Casa de naipes
Curioso que Netflix, la compañía que ofrece series y películas on line por un valor mensual, escogiera San Valentín para estrenar la segunda temporada de "House of cards". Una producción donde la crudeza y las intrigas son el combustible para llevar adelante la historia de un político dispuesto a mancharse las manos con sangre para escalar en la Casa Blanca, como ilustra su afiche promocional.
Como sea, millones en todo el mundo estaban atentos a retomar la saga en el día del amor, empezando por el propio Barack Obama, que contaba las horas previas en su cuenta de Twitter. Muchos medios hablan de adicción, ya que como fue hecha para internet se puede ver a la hora que uno quiera y no hay que esperar una semana para el capítulo siguiente. De hecho, es factible descargar todos al hilo para pegarse una maratón.
Pero además de las ventajas de consumo audiovisual que da el formato, la excelencia del guión, la dirección, las actuaciones y la puesta en escena, uno de los mayores atractivos es, simplemente, el morbo. Por algo "The Washington Post" acaba de sentenciar: "puede que desees que no te guste, pero a una parte siniestra de ti le va a gustar".
House of Cards es como "El Príncipe", de Nicolás Maquiavelo y el "Breviario para políticos", de Julio Mazarino, aplicados a una versión audiovisual del siglo XXI. Aparte de que en su presentación rescata la majestuosidad, grandeza y opulencia de la capital norteamericana, recordando que es la Roma de nuestros días; su iconografía, remachada por una bandera norteamericana puesta de cabeza, aclara que seremos testigos del reverso del poder.

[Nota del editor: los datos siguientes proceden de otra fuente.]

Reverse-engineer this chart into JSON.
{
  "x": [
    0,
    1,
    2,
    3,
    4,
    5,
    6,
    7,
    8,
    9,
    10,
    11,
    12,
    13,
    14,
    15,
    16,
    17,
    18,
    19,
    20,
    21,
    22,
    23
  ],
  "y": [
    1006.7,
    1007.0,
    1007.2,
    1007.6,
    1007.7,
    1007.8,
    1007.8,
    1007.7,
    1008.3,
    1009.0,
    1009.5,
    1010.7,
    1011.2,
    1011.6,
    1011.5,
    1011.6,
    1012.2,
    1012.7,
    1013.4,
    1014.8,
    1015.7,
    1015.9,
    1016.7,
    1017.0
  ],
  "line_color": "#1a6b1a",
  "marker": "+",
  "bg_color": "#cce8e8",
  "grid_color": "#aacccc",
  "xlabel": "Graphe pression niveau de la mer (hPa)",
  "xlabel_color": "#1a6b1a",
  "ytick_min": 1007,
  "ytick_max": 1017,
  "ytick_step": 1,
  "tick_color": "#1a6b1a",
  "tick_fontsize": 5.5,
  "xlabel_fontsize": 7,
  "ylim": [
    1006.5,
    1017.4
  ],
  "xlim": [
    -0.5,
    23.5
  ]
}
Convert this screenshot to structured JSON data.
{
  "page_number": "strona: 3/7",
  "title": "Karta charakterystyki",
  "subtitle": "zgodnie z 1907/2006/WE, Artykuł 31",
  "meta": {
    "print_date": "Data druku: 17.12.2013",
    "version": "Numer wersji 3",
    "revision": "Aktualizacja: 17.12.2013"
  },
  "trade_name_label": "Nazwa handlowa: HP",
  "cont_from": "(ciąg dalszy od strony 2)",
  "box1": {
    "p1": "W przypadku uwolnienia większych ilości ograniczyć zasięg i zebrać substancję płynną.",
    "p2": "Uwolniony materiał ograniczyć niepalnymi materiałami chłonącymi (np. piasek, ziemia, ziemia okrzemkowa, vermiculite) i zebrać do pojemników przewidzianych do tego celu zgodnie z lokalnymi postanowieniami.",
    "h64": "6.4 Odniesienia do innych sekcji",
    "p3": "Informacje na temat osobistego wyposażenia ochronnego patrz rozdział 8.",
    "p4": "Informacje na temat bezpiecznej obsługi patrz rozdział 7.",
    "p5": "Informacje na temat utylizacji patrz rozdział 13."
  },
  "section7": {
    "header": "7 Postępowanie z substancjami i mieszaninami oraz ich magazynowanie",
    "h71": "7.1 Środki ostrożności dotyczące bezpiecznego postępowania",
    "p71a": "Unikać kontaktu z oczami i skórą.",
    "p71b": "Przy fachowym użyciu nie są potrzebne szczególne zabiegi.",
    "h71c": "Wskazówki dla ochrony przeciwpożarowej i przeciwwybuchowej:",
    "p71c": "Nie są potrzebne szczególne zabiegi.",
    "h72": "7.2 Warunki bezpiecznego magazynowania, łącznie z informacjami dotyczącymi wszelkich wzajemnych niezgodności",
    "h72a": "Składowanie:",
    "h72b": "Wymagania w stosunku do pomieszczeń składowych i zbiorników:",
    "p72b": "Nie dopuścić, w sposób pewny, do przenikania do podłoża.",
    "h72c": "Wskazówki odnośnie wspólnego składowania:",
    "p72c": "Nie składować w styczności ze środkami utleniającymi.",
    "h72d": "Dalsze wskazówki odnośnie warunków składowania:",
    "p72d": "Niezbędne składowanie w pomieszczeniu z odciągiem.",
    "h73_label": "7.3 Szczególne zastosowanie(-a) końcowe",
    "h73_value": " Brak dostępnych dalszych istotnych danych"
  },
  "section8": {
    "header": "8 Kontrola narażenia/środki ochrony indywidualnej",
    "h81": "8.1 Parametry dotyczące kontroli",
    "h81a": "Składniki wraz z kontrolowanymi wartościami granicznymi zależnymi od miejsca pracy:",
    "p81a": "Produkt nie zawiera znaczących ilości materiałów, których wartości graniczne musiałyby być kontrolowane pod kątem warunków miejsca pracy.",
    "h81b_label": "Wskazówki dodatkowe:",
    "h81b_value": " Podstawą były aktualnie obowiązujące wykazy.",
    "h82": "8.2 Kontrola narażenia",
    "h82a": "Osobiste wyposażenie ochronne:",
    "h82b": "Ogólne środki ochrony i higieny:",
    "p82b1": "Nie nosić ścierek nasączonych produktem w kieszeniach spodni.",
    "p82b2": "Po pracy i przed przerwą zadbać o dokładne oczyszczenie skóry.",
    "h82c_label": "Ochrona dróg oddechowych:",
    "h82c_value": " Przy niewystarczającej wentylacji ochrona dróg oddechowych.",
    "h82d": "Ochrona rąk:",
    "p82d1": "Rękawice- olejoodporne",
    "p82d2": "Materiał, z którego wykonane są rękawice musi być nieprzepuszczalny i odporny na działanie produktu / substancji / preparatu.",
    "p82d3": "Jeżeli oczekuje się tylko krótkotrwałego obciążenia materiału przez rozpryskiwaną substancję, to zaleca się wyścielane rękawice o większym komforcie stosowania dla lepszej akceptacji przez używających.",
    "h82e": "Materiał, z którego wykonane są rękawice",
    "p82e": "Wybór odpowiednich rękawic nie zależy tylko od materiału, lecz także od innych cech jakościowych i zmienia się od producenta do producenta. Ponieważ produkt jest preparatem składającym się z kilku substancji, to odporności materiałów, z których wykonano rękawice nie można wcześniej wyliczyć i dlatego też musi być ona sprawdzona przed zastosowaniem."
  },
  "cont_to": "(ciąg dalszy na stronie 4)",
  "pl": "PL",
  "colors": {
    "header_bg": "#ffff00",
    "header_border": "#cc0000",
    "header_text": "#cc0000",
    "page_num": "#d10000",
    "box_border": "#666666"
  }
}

Impacta también porque es una secuela construida en base a estereotipos de lo políticamente incorrecto. El parlamentario que lleva una doble vida de drogas, alcohol y prostitución; el jefe de gabinete que lava la ropa sucia de su superior; la directora de una ONG dispuesta a recibir fondos de quien sea; una periodista que canjea sexo por información privilegiada, entre otros ejemplos.
Si bien el relato llega más allá de lo verosímil, da una visión escalofriante de cómo "se cocinarían" los asuntos de Estado a puerta cerrada. Y dado que en casi todos los países el gobierno, el parlamento y los partidos son las instituciones peor evaluadas -escándalos ventilados por la prensa o las redes sociales de por medio-, el espectador entra en el jueguito de "así es como debe ocurrir en verdad" o "ahora lo entiendo todo".
House of Cards mantiene su débil equilibrio en cada entrega, instalándose en la primera línea de la ficción política de nuestro tiempo. Al mismo tiempo, nos recuerda que en este lado del mundo, donde la realidad muchas veces supera al realismo mágico, podemos encontrarnos con proyectos políticos tanto o más inestables que un castillo de naipes, y muchas veces patrocinados por portavoces ciudadanos cuyas reales intenciones son un verdadero enigma.